D a s legt nun wirklich die zugrundeliegende je persönliche psychische Verfasstheit demonstrativ offen.
Und dann projiziert man seine eigene Unfähigkeit - mit Freiheit und Verantwortung, mit (Selbst-) Erkenntnis, Sinnfindung, Selbstbestimmung und Geworfensein, Kontingenz, Zufall nicht umgehen zu können, sich daher Pflichten mehr oder minder freiwillig unterwerfen zu wollen - auf andere, auf a l l e anderen.

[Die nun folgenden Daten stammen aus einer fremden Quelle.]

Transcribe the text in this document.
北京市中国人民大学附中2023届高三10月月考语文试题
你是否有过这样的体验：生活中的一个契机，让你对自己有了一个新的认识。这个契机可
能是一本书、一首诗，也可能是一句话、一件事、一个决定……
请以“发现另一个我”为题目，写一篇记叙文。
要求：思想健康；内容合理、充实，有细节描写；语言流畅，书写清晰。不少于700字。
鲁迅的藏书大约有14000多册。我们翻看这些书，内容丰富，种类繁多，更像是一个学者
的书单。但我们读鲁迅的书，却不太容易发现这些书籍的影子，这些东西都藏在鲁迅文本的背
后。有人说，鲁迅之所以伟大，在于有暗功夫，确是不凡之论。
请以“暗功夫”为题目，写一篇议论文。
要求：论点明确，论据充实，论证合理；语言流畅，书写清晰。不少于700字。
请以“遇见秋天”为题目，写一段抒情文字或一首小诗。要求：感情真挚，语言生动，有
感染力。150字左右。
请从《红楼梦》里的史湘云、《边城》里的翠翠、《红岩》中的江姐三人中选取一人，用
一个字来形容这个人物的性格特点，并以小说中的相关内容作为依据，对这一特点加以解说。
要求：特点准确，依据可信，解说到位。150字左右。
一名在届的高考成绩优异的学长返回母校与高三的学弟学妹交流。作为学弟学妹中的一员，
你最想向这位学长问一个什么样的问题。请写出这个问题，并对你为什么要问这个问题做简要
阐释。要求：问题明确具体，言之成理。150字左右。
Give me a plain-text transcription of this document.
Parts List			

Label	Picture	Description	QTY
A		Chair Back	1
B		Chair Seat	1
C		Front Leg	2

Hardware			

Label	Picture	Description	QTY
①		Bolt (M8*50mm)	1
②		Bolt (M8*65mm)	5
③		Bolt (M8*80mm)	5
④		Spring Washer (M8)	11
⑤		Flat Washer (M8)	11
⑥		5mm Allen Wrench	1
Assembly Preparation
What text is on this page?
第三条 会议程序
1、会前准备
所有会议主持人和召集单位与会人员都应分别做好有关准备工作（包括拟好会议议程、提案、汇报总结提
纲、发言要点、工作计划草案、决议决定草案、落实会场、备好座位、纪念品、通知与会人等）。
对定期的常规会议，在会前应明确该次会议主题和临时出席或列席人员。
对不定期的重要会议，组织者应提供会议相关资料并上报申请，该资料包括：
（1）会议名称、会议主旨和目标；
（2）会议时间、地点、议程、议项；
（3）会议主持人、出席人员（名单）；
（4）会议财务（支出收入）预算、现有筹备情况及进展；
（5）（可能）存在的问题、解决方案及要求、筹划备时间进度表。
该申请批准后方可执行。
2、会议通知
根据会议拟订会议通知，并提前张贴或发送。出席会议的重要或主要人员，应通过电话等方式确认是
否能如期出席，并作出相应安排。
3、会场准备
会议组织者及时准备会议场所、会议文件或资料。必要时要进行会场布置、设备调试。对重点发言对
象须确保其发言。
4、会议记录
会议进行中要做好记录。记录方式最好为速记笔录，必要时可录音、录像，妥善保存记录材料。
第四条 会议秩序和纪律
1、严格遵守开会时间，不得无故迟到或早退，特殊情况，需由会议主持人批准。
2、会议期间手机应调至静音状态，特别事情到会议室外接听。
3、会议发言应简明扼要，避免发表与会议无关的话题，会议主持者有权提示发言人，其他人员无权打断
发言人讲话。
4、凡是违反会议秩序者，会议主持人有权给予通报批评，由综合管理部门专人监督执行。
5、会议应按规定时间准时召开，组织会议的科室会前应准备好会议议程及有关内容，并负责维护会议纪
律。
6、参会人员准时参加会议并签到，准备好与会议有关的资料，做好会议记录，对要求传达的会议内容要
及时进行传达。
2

Habe ich schon erwähnt, dass ich es nicht fassen kann?
Also wenn man nun schon zwei erwachsenen (?), überdies (links-) intellektuellen, vermeintlich reflektierten (?), lebenserfahrenen (?) Menschen tatsächlich erst noch erläutern muss, dass und warum Altruismus, Kooperationsfähigkeit, Solidarisieren, faires, prosoziales, zugewandtes, mitfühlendes Verhalten, T u n, letztlich also Teilen, Geben, LiebeN (b i t t e lest doch einfach mal wieder ein bisschen Erich Fromm und Emmanuel Lévinas, gerne auch Arno Gruen) auf je persönlicher Herzens- und Charakterbildung, auf (Selbst-) Erkenntnis, Reflexionsfähigkeit und (angeborenem) Mitgefühl basieren nicht muss, sondern nur kann - und gerade nicht auf auferlegter, fremdbestimmender, oktroyierter, "geschubster" Pflicht - dann falle ich nun endgültig vom "Glauben" ab. Kinder. Das ist nicht euer Ernst. Bitte.
Übrigens: Ja, von dieser Sendung bin ich de facto genervt. Deshalb befasse ich mich fortan nicht mehr damit, sondern mit Gehaltvollem, Substanzhaltigen, Anregenden, Horizont Weitenden.